9. The electrochemical cell of claim 7, wherein the first layer is formed on a first surface of the negative electrode layer, and the second layer is formed on a second surface of the first layer; or wherein the first layer is formed on a first surface of the negative electrode layer, and the second layer is formed on a third surface of the porous separator; or wherein the second layer is formed on a third surface of the porous separator and the first layer is formed on a fourth surface of the second layer.
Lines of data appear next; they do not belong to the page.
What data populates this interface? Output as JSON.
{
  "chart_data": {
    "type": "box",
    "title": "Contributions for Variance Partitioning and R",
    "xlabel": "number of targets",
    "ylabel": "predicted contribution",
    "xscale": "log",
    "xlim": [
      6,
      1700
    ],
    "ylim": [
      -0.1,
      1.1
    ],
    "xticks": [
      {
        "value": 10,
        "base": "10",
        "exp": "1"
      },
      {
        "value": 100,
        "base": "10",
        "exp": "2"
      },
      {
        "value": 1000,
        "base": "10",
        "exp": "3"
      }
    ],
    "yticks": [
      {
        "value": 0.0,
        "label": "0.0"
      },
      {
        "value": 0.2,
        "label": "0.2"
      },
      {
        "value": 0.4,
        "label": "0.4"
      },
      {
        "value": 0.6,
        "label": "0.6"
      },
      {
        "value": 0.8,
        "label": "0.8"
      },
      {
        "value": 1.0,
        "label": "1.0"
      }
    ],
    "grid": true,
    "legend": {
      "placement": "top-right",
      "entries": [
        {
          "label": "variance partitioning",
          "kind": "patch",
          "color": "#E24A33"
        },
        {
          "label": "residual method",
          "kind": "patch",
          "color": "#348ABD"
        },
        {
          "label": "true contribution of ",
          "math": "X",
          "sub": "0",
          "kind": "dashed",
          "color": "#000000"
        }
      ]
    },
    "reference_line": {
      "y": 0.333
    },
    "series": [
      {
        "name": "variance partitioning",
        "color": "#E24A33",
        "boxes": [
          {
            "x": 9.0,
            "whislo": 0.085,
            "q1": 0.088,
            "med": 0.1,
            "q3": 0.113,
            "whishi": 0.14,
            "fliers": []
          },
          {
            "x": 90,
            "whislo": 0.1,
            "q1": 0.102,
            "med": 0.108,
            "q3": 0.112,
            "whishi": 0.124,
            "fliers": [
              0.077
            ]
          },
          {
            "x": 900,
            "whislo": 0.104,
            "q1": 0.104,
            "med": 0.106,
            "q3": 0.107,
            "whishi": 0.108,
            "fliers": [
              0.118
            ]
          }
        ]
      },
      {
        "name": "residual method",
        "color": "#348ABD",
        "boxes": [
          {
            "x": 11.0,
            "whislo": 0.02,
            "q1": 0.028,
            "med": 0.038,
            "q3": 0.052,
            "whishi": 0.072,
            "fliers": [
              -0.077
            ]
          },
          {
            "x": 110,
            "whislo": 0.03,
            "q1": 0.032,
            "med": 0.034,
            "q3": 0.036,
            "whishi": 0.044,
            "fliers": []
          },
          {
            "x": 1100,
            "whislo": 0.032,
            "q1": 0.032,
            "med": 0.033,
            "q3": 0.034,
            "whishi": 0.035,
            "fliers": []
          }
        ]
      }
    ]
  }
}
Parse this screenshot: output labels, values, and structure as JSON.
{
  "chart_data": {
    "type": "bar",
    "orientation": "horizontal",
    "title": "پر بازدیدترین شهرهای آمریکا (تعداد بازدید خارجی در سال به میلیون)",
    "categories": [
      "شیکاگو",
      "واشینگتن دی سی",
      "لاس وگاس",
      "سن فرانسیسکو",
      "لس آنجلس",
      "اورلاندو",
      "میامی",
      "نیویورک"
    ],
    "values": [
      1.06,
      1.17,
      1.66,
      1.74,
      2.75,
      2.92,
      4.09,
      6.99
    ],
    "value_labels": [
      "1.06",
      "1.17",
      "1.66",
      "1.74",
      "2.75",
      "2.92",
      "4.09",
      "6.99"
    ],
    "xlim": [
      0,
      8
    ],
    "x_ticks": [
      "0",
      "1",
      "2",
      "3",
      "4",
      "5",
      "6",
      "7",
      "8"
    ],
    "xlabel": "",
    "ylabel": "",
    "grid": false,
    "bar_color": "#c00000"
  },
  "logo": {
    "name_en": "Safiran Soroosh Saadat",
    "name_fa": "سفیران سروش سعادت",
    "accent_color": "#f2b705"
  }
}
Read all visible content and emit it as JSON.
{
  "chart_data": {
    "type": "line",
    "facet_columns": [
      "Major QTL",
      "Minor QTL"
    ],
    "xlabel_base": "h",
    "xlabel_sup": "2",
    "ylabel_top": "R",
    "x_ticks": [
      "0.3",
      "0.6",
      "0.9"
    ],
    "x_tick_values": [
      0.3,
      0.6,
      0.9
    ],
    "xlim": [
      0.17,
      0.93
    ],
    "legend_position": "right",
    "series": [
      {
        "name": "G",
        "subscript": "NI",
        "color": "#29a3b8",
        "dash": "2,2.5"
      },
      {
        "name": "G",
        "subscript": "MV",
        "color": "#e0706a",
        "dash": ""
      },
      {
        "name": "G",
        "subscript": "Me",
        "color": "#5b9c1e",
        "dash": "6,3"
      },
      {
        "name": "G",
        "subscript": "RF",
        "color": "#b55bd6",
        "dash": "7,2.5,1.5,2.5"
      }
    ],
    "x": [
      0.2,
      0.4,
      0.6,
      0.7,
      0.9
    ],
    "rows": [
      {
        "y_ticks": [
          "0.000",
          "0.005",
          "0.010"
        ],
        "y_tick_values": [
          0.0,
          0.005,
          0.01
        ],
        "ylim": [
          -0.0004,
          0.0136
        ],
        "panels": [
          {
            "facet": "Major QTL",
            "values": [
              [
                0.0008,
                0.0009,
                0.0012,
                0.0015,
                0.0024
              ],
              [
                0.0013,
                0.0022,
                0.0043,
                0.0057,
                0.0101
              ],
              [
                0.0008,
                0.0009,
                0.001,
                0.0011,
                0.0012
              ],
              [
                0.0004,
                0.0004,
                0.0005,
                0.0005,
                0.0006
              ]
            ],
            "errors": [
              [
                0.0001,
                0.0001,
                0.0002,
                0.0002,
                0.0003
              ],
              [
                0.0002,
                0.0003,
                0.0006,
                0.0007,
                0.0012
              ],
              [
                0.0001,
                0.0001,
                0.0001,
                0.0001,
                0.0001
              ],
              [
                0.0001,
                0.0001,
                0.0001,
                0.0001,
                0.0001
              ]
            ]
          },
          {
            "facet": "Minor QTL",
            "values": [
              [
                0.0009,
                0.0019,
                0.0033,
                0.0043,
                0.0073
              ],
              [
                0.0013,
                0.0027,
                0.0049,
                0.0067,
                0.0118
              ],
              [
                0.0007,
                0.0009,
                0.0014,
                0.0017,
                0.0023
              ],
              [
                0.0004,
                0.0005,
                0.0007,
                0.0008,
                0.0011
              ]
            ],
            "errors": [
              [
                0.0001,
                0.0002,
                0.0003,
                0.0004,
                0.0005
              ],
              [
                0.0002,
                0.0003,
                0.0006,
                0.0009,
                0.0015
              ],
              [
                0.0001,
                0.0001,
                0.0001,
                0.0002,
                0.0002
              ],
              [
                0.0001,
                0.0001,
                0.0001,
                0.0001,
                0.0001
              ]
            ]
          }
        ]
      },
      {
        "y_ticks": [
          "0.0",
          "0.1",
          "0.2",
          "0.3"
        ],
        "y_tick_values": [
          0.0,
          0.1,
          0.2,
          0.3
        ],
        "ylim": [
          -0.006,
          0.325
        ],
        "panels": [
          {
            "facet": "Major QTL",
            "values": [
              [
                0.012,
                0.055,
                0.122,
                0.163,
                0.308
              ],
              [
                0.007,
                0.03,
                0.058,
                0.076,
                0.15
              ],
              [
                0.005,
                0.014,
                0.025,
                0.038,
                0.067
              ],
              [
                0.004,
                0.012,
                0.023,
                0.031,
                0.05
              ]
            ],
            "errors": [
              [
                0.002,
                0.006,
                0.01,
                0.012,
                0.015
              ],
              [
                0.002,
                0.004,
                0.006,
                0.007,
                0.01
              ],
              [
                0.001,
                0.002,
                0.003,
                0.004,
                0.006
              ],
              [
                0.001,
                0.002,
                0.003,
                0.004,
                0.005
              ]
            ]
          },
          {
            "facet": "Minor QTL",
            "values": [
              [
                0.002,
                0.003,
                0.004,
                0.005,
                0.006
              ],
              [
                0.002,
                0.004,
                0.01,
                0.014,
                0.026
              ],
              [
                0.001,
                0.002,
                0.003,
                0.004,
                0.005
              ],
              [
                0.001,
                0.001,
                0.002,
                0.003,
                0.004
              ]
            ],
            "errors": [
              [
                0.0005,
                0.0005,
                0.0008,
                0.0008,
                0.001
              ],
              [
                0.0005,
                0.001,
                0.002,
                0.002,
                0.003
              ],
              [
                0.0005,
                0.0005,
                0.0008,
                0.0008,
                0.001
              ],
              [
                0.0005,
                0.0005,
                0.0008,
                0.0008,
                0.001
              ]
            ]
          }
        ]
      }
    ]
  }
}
10. The electrochemical cell of claim 7, wherein the first polymeric binder is present in the first layer in an amount of about 0.5 wt% to about 100 wt% based on the total weight of the first layer, wherein the insulating material is present in the first layer in an amount of about 0 wt% to about 99.5 wt% based on the total weight of the first layer, wherein the second polymeric binder is present in the second layer in an amount of about 0.5 wt% to about 5 wt% based on the total weight of the second layer, and wherein the dendrite consuming material is present in the second layer in an amount of about 90 wt% to about 99.5 wt% based on the total weight of the second layer.